There is no doubt that lockdowns had unequal impacts. But the epidemic itself did too, even in the absence of lockdown. Lower-income and working-class neighborhoods in pre-lockdown New York City and Chicago suffered most disease and death early in 2020. Among people of working age in Sweden, those in the lowest income tertile were five times more likely to die from COVID-19 than those in the highest. Impacts have also been unequal historically, such as during the 1918 and 2009 influenza pandemics.

Good debate requires good evidence. Any suggestion that a large epidemic is preferable to suppressing transmission must give a realistic assessment of disease risk. It must also engage with evidence available from other countries. Macedo and Lee notably fail to mention the experience of Vietnam, Australia, Japan, South Korea, or even Sweden. All these countries brought transmission down with a combination of behavioral change and control measures; as a result, only a small proportion of their populations were infected in 2020. All, in their own way, showed that pre-COVID pandemic planning was inadequate.

Countries like the United Kingdom and the United States do need a better strategy for the next pandemic.

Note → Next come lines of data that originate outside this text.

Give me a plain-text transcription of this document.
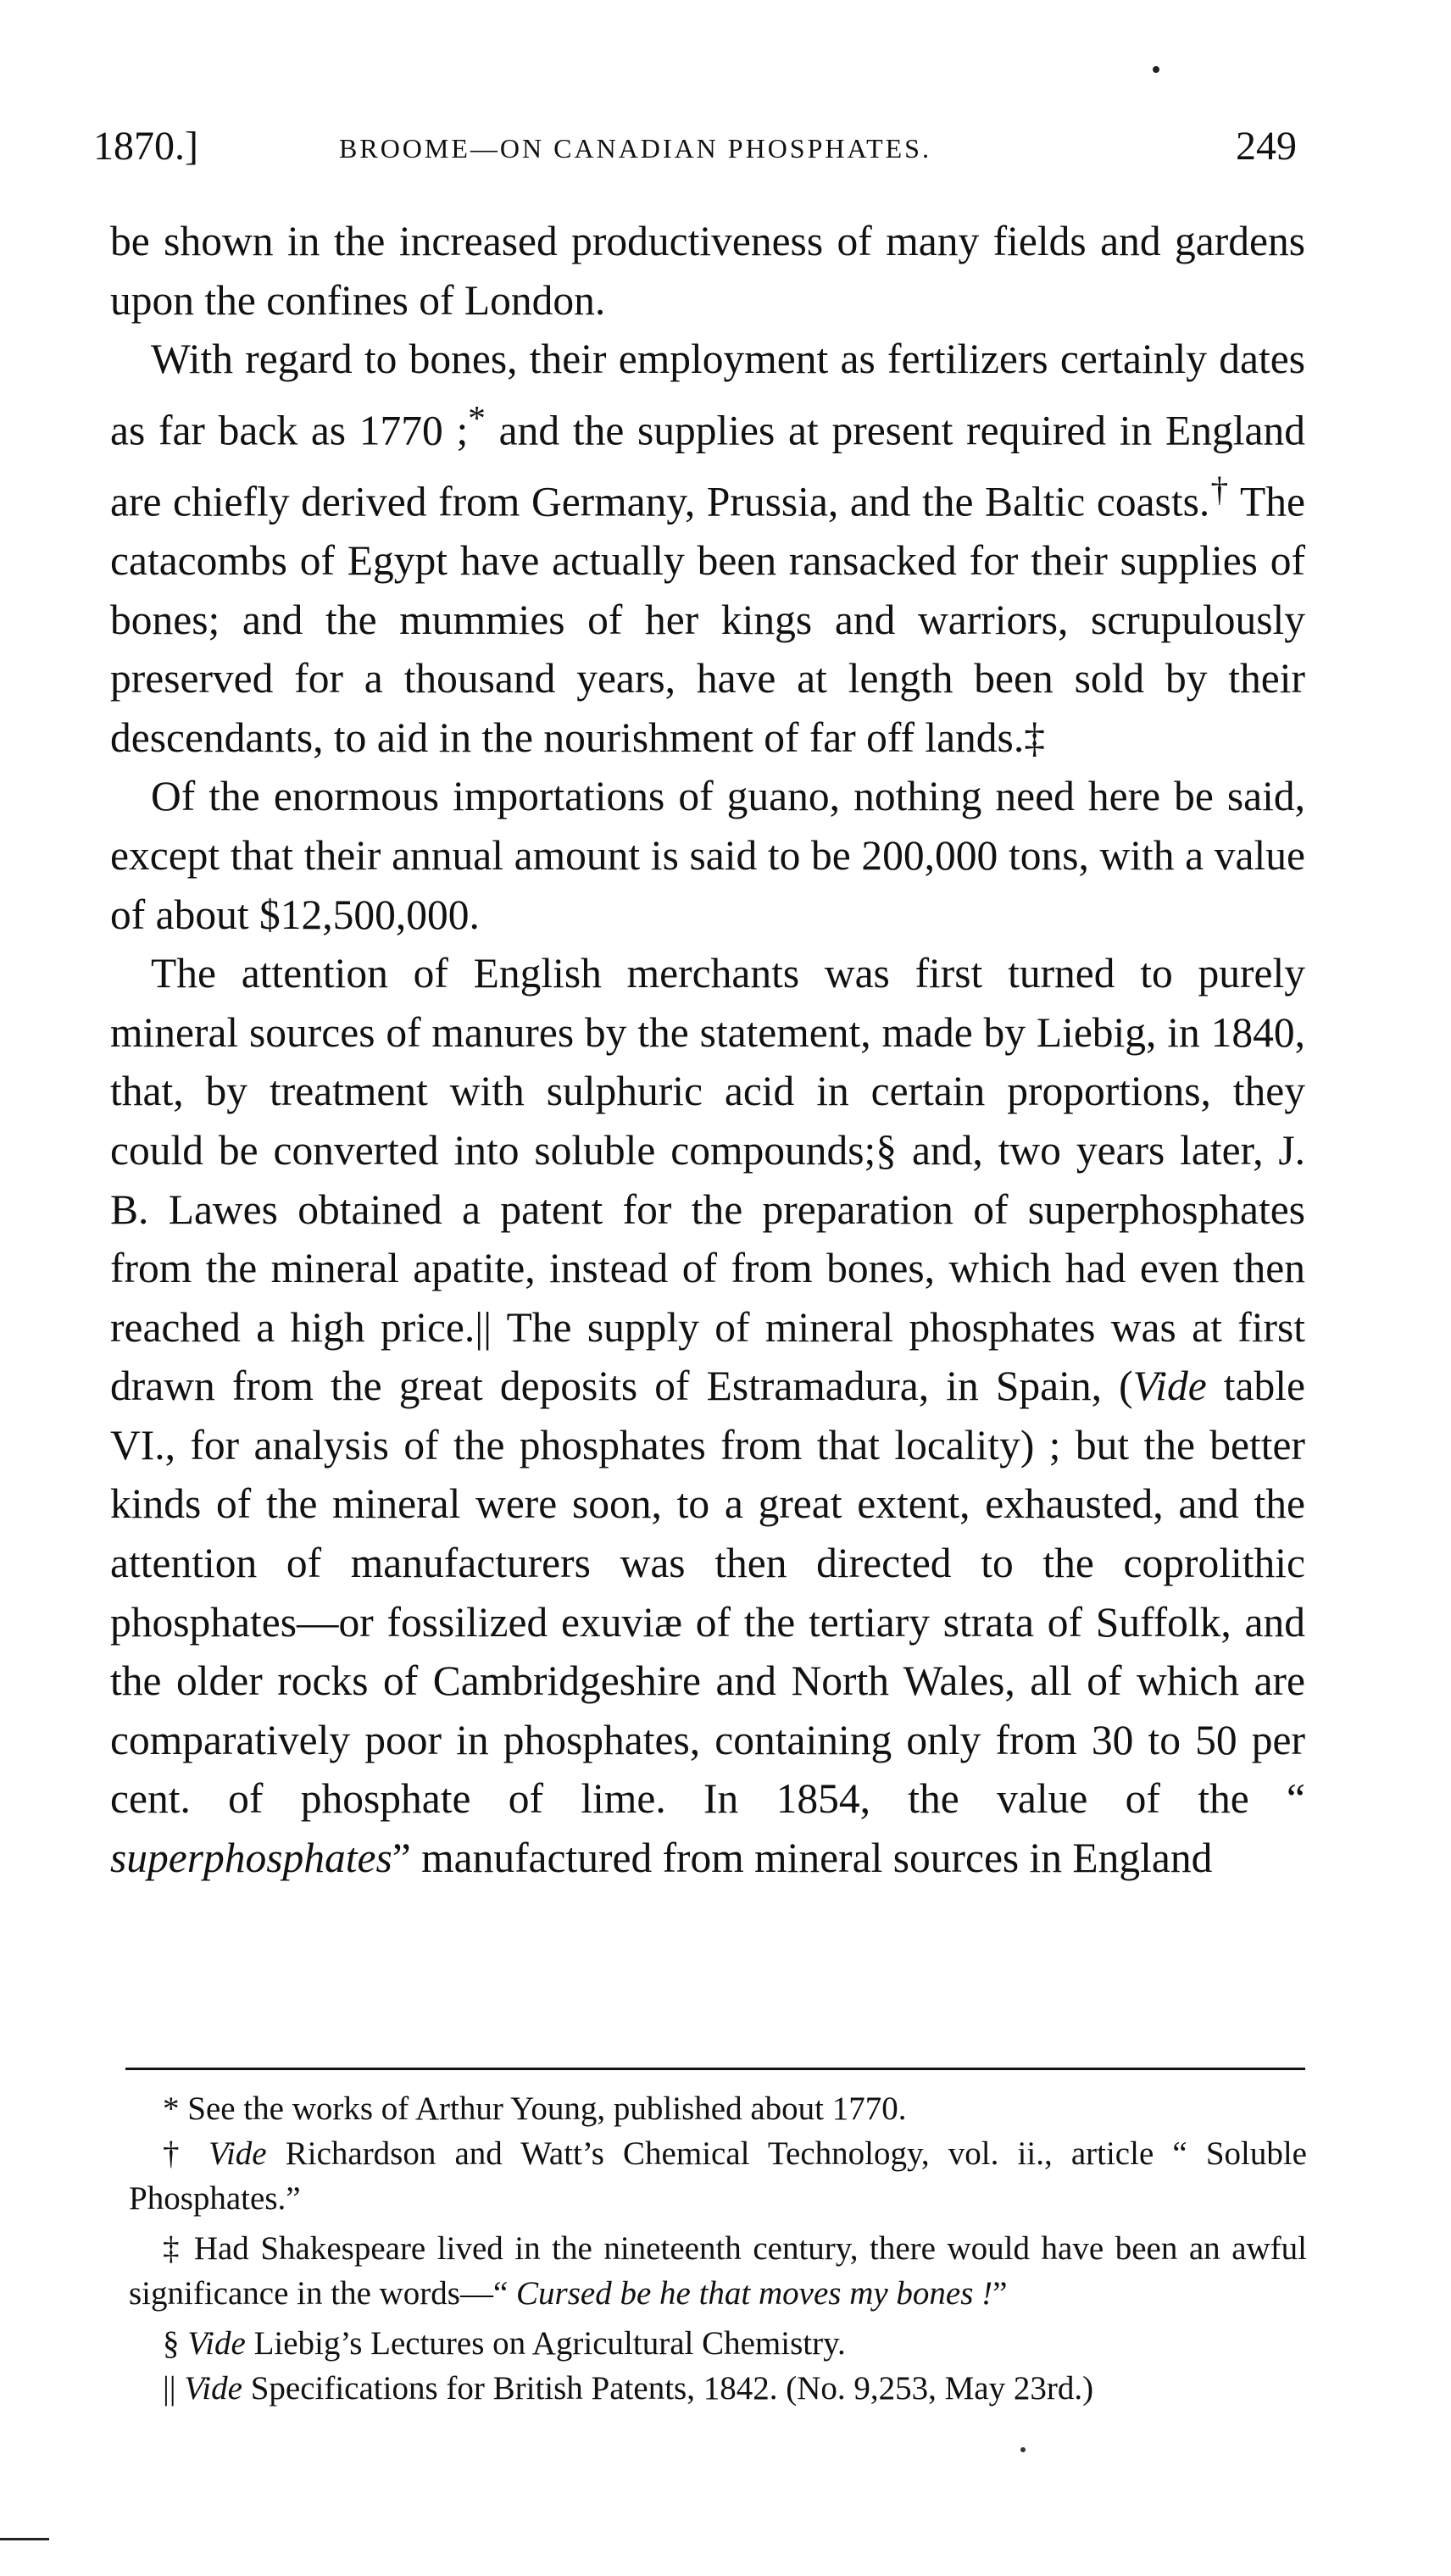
1870.]	BROOME—ON CANADIAN PHOSPHATES.	249

be shown in the increased productiveness of many fields and gardens upon the confines of London.

With regard to bones, their employment as fertilizers certainly dates as far back as 1770 ;* and the supplies at present required in England are chiefly derived from Germany, Prussia, and the Baltic coasts.† The catacombs of Egypt have actually been ransacked for their supplies of bones; and the mummies of her kings and warriors, scrupulously preserved for a thousand years, have at length been sold by their descendants, to aid in the nourishment of far off lands.‡

Of the enormous importations of guano, nothing need here be said, except that their annual amount is said to be 200,000 tons, with a value of about $12,500,000.

The attention of English merchants was first turned to purely mineral sources of manures by the statement, made by Liebig, in 1840, that, by treatment with sulphuric acid in certain proportions, they could be converted into soluble compounds;§ and, two years later, J. B. Lawes obtained a patent for the preparation of superphosphates from the mineral apatite, instead of from bones, which had even then reached a high price.|| The supply of mineral phosphates was at first drawn from the great deposits of Estramadura, in Spain, (Vide table VI., for analysis of the phosphates from that locality) ; but the better kinds of the mineral were soon, to a great extent, exhausted, and the attention of manufacturers was then directed to the coprolithic phosphates—or fossilized exuviæ of the tertiary strata of Suffolk, and the older rocks of Cambridgeshire and North Wales, all of which are comparatively poor in phosphates, containing only from 30 to 50 per cent. of phosphate of lime. In 1854, the value of the “ superphosphates” manufactured from mineral sources in England

* See the works of Arthur Young, published about 1770.

† Vide Richardson and Watt’s Chemical Technology, vol. ii., article “ Soluble Phosphates.”

‡ Had Shakespeare lived in the nineteenth century, there would have been an awful significance in the words—“ Cursed be he that moves my bones !”

§ Vide Liebig’s Lectures on Agricultural Chemistry.

|| Vide Specifications for British Patents, 1842. (No. 9,253, May 23rd.)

Relying on blanket lockdown-type measures again would betray a failure to learn and prepare, including by scaling targeted measures that can break chains of transmission without widespread disruption and investing in vaccine platforms that can provide immunity sooner. But equally, if countries avoid any efforts to curb transmission, and listen to those claiming a pathogen is much less severe than it really is, or that a large epidemic would be much less damaging that the global evidence suggests, or that interventions are ineffective because deaths occurred before they were introduced, that will also be a failure.